Scope and Listerine ladled out like a Depression-Era Soup Kitchen, tissues and condoms littering
the floor like some Dionysian Woodstock, the Fucking carried on and on till the Final One, Scaremy
himself, Number 621, entered Dallas and the countdown began 10, 9, 8, 7,.....and would you believe it
he managed to shoot his wad right on the Money, like Neil Armstrong taking his first Sure Step, just
like a Pro.... even I was impressed. Jon Scaremy had Carried the Torch, Jon outshines all in this Gory
Spectacle.
When it was over and all the men had gone home to their wives or girlfriends or Dumpsters Dallas
got back in her Pace car and drove the Long Lonely Drive Home. There she got in a hot tub
surrounded by a Dozen Loofahs and for the next year or so proceeded to scrub off the billions and
billions of Sperm. She scented her hair and the bathwater and she thought about all the work and the
$3,000 she'd received, truly the Booby Prize in this Charade. She touched her tender crotch and ass and let the hot water soothe the inflamed tissues,
both in and out, the shattered membranes, put through what no Mortal should be put through. To
distinguish yourself in a field where all are debased, where self-respect is a daily issue, where Money and scruples dance hand in
hand with vice This is Porno, this is what it is to be X-rated. Gone are the days of titillation and
Surprise, gone are those Radio Days where imagination was the Ship you sailed and nothing could match what you saw in your
Head. We want our Pop Stars to look fuckable at 15, we hoist our Jon Benet's up and point to them
and say "Isn't that a Shame" but somewhere there are Men beating off to those same Tabloids, imagining all sorts of Horror in those
pretty blue eyes. What sickens me is the hypocrisy in our society where we spout Family Values like
a Court of Amish Priests and then behind closed doors we crank up the butt plugs till they scream.

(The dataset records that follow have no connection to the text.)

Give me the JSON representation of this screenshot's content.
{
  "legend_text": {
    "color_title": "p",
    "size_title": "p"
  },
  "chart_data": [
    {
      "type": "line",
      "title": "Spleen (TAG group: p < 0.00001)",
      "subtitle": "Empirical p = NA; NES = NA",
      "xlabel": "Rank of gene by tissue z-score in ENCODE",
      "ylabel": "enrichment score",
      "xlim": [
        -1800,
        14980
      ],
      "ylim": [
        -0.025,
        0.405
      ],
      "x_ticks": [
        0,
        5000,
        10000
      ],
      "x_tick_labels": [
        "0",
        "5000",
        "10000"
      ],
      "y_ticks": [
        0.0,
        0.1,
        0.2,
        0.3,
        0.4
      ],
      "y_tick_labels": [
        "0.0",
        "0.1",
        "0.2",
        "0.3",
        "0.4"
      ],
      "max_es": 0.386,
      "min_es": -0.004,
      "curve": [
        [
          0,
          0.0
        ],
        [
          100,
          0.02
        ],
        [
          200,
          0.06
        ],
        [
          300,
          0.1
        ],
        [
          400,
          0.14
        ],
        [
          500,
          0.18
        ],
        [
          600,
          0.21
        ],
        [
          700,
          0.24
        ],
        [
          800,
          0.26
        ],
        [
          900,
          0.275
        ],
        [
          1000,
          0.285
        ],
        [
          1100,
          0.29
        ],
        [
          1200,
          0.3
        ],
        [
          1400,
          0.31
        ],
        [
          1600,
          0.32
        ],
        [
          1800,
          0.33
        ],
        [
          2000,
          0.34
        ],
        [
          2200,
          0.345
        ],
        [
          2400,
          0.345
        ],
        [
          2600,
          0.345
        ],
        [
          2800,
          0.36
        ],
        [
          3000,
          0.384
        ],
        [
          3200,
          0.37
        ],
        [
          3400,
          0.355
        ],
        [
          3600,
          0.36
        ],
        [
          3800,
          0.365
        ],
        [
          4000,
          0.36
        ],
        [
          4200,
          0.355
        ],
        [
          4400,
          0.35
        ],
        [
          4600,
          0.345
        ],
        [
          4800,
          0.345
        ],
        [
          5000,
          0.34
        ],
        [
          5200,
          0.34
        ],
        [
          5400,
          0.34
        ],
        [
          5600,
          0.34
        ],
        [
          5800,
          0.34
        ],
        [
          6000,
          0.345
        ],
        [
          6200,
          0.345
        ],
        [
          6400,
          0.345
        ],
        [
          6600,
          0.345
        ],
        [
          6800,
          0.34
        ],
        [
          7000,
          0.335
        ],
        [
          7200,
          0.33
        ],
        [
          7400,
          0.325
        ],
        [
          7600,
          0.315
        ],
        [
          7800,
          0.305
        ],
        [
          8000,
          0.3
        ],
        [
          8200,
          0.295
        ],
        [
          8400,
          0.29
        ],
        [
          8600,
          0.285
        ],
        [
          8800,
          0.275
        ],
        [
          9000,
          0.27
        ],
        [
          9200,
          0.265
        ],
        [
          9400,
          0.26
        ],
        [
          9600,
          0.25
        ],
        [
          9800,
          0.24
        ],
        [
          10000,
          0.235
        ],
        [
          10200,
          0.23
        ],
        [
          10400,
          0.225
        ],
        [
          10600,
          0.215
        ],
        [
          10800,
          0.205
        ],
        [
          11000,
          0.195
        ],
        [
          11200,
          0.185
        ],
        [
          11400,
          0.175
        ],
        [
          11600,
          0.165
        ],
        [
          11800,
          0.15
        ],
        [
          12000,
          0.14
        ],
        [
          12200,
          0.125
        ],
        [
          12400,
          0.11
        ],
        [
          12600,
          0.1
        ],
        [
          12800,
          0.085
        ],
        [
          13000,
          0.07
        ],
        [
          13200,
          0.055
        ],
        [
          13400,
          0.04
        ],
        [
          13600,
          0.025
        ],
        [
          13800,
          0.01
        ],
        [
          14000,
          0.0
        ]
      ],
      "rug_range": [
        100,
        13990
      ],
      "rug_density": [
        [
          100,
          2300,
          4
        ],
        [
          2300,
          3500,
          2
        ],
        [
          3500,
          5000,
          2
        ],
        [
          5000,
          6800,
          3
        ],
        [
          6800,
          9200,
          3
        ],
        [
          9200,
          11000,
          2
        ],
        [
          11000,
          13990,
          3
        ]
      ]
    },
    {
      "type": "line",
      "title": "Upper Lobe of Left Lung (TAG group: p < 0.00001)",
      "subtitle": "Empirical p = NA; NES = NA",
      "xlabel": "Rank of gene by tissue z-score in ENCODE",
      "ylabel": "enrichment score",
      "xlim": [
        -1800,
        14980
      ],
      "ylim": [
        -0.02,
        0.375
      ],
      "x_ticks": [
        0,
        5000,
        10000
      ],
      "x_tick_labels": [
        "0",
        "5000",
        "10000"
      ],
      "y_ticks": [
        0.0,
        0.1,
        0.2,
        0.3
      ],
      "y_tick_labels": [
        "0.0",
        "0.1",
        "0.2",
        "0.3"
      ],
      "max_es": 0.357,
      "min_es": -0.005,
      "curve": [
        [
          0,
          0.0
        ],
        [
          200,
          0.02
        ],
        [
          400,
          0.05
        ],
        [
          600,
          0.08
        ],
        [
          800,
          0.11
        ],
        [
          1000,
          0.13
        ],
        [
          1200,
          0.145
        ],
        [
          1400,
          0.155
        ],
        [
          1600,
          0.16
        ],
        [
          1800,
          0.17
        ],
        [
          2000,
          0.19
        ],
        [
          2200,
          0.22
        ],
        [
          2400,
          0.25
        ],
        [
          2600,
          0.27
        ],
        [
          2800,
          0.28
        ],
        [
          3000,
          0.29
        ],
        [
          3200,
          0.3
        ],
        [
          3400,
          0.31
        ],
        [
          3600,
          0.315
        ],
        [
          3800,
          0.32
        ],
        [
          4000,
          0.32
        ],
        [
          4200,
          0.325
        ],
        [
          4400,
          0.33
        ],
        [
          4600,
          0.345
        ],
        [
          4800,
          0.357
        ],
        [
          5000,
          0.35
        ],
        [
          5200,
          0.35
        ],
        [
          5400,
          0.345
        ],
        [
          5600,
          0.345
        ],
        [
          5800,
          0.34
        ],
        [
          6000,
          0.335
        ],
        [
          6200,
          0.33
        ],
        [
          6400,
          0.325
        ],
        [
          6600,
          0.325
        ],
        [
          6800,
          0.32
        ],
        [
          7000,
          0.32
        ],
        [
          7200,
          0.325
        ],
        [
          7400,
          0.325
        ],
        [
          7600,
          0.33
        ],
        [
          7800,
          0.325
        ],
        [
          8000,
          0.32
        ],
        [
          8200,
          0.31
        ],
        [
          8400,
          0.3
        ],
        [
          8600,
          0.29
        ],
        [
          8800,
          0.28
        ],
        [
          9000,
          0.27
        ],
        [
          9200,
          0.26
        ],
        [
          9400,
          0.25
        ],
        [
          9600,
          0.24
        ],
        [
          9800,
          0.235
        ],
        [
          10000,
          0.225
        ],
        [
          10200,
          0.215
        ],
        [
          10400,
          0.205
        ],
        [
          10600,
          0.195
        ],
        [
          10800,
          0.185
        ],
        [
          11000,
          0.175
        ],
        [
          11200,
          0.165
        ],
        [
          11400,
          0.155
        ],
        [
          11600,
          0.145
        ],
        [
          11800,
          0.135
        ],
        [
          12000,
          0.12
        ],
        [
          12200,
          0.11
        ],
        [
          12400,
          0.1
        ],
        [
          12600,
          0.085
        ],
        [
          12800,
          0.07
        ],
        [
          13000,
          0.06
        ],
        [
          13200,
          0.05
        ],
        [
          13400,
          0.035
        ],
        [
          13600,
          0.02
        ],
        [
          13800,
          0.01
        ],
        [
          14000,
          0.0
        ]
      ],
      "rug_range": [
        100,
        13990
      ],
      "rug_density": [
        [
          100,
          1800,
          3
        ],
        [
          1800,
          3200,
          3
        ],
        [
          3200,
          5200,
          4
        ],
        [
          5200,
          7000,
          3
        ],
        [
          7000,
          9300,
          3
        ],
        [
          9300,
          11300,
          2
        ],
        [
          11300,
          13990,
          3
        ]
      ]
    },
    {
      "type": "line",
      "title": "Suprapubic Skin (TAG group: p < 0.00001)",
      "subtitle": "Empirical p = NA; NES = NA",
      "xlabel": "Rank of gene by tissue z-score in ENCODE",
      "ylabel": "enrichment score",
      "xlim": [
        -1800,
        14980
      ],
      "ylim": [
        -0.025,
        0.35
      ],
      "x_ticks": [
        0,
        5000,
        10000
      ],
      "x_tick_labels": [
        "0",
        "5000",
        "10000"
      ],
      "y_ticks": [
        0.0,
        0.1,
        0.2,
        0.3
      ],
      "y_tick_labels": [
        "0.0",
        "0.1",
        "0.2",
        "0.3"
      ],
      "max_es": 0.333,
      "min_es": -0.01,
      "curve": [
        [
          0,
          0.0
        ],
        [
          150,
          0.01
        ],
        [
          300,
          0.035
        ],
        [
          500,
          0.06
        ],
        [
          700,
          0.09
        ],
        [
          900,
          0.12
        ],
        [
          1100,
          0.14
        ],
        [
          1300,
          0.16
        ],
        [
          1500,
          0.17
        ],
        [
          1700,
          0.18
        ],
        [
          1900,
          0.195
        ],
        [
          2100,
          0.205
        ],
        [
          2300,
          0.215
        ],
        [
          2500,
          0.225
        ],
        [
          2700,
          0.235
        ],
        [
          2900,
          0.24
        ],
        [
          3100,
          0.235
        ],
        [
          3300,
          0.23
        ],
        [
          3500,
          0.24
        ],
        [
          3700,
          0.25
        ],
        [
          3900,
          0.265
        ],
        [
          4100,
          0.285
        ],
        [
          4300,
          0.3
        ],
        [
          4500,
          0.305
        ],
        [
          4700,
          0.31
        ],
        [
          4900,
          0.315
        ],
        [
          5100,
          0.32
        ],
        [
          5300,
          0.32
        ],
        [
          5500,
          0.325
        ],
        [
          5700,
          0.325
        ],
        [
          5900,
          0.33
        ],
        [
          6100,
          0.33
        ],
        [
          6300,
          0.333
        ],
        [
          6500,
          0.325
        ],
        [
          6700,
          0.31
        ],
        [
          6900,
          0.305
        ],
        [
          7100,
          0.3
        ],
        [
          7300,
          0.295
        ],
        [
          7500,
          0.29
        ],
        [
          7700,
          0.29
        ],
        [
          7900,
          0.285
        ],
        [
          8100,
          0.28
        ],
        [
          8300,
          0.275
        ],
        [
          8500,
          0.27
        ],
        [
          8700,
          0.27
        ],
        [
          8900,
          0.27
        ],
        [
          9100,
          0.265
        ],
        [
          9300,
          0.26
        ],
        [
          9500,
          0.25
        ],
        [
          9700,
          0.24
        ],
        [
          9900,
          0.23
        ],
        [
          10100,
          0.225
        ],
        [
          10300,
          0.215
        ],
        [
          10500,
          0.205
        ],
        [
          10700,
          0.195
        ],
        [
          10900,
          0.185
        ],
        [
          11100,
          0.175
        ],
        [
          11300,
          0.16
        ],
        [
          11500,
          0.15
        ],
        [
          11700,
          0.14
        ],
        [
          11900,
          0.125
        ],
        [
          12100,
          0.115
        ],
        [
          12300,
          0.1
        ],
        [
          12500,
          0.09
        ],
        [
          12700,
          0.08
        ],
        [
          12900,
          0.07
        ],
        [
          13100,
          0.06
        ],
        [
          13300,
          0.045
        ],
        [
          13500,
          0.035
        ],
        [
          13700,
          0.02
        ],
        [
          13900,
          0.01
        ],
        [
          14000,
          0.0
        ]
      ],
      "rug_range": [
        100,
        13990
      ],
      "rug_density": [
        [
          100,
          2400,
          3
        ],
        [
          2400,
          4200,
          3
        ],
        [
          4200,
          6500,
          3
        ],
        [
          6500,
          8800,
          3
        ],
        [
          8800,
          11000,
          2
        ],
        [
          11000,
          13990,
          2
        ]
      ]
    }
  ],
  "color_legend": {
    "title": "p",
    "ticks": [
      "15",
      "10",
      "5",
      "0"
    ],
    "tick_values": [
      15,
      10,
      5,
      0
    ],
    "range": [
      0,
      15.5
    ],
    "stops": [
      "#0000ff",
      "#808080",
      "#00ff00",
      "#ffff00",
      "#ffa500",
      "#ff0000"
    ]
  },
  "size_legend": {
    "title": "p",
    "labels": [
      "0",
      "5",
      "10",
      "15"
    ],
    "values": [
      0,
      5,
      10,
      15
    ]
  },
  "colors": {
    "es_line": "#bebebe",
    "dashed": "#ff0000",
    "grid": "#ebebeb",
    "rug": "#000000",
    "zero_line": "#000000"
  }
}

Is this mere titillation, or just a mask for License and Pedophile-like behavior? You be the judge next
time you pick up a tabloid or watch a music video or buy a Barely Legal magazine or rent a
particularly Heinous Porno. Ask yourself, what's missing in our lives that we have to watch this?
Why do we have to watch underage boys and girls dry-humping each other or worse...Think about it
next time you see something shocking and involuntarily cover your eyes, then...slowly, spread your
little fingers one at a time, one millimeter at a time, because you have to watch.